Docetaxel clears another hurdle in high-risk prostate Ca trials

September 7, 2005

Initial findings from a continuing phase II multicenter study of docetaxel (Taxotere) as adjuvant therapy in radical prostatectomy patients at high risk of recurrence have shown that the drug is well tolerated, with reversible side effects.

Initial findings from a continuing phase II multicenter study of docetaxel (Taxotere) as adjuvant therapy in radical prostatectomy patients at high risk of recurrence have shown that the drug is well tolerated, with reversible side effects.

"The bottom line is that docetaxel prolongs survival in metastatic disease, but with only a 2-month survival advantage," said co-author Adam S. Kibel, MD, of Washington University Medical Center, St. Louis. "The goal now is to see if earlier treatment can provide a more robust survival advantage.

In this study, 77 patients who had undergone radical prostatectomy for prostate cancer and who were estimated to have a 50% or greater risk of recurrence within 3 years were given six cycles of intravenous docetaxel at 35 mg/m2 on days 1, 8, and 15 of a 28-day cycle beginning 4 to 12 weeks after surgery. All patients completed treatment. The only grade IV toxicity was hyperglycemia in 2.6% of patients. Grade III hyperglycemia occurred in 7.8% of patients and 5% reported grade III dyspnea. One patient died of causes unrelated to the therapy.

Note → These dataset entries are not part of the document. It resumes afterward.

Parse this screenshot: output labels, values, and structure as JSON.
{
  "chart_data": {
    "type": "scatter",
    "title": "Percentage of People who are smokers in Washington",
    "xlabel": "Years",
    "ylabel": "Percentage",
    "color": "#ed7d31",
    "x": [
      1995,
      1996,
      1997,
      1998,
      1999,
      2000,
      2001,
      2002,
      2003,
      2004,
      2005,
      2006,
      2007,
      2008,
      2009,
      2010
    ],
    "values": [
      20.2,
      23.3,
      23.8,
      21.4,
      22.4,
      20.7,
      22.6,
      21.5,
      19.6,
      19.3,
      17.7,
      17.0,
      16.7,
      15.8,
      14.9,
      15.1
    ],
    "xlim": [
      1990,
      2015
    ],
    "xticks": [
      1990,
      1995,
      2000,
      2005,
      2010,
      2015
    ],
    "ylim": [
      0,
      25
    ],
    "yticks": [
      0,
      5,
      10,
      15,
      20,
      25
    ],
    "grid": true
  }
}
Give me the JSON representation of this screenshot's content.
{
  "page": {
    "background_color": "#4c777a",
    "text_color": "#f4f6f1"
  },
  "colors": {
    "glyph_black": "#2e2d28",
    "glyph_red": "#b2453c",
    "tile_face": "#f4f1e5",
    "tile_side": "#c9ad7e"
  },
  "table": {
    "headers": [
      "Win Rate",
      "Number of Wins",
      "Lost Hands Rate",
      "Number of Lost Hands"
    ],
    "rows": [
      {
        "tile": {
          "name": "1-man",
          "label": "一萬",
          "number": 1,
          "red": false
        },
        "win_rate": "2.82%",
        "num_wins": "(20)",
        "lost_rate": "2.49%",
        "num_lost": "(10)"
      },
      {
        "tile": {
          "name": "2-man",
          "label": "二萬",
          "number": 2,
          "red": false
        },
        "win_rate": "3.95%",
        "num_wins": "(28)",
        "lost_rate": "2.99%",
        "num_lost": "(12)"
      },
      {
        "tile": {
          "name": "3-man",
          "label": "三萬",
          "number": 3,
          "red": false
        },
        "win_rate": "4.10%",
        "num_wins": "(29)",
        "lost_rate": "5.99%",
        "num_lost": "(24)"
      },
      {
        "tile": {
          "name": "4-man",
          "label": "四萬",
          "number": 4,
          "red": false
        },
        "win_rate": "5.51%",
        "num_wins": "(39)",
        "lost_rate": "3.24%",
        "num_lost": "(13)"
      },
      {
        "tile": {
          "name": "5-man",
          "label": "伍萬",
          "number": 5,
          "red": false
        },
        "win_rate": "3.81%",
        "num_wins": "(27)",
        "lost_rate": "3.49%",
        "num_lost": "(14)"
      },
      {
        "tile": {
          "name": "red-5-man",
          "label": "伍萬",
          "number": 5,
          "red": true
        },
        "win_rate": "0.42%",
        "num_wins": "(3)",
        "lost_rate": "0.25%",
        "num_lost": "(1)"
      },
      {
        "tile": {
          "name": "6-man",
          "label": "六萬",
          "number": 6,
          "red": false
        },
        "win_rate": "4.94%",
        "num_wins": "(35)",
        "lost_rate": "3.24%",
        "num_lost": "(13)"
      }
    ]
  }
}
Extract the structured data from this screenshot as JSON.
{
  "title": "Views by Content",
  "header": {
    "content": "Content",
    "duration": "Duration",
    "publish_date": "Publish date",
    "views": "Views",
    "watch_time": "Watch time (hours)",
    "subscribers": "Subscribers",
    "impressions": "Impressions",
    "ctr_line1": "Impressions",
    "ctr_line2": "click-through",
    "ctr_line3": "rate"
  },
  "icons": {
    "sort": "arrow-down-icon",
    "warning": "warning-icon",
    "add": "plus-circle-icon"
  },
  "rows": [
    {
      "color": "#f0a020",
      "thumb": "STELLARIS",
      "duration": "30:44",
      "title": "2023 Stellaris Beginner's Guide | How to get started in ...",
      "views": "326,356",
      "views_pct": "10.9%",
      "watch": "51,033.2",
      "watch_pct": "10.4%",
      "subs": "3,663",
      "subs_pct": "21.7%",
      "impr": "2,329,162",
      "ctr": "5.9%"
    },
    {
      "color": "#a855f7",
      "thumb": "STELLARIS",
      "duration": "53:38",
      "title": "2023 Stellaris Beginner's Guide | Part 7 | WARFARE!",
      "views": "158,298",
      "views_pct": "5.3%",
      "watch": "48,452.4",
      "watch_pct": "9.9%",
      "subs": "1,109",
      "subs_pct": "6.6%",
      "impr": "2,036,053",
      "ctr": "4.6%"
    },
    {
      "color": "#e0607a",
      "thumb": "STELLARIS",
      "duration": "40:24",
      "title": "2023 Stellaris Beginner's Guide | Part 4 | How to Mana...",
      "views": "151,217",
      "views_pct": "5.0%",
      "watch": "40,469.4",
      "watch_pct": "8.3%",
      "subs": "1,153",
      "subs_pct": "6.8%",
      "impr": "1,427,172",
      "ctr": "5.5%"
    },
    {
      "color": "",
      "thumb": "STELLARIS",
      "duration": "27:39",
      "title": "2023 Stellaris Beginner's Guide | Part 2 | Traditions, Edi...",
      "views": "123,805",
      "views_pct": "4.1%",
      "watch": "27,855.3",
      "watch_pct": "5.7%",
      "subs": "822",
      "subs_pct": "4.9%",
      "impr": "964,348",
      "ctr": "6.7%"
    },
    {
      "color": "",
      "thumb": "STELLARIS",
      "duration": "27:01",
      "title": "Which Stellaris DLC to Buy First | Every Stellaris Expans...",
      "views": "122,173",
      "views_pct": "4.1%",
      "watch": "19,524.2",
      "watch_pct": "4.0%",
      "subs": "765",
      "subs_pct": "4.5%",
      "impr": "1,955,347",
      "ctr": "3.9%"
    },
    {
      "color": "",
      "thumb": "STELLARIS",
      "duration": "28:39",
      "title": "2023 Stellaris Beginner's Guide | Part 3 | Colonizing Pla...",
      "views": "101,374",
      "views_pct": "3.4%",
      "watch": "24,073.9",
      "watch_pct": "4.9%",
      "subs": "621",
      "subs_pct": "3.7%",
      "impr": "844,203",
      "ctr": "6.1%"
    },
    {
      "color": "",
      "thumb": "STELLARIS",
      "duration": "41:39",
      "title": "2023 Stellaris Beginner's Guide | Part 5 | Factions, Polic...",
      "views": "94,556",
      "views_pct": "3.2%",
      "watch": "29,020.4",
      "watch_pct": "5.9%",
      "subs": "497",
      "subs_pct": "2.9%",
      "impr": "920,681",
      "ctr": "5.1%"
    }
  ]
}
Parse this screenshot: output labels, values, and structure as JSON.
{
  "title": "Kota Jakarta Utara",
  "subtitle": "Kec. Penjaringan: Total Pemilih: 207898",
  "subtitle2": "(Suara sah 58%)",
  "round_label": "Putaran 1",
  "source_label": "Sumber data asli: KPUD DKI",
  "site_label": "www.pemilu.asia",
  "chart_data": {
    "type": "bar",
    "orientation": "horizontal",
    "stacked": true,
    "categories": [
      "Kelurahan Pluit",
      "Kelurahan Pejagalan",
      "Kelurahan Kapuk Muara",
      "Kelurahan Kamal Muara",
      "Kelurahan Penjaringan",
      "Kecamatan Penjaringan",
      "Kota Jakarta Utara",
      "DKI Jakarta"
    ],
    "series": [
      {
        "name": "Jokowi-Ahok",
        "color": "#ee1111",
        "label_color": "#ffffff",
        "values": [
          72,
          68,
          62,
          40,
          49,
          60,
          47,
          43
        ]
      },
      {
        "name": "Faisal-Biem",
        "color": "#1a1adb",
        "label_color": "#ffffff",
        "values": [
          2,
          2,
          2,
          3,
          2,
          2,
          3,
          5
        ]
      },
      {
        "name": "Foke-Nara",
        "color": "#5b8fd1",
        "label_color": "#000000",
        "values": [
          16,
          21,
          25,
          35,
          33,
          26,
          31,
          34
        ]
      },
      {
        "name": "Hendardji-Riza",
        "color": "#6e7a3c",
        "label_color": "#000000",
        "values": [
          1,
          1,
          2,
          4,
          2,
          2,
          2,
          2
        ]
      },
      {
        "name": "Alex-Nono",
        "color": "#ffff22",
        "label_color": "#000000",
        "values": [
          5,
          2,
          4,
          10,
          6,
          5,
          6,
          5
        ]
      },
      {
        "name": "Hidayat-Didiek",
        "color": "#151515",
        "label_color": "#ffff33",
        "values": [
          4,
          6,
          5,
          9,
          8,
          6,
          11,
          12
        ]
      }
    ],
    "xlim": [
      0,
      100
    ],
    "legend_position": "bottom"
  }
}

"We have proven that the toxicity is relatively low; however, even this level of toxicity can only be justified if there is a survival advantage. This is not a treatment that I would recommend for routine care—at least not at this stage," Dr. Kibel said at the AUA annual meeting.

Docetaxel's effects on survival will not be known until the phase II trial concludes and the results can be compared with 77 matching control subjects.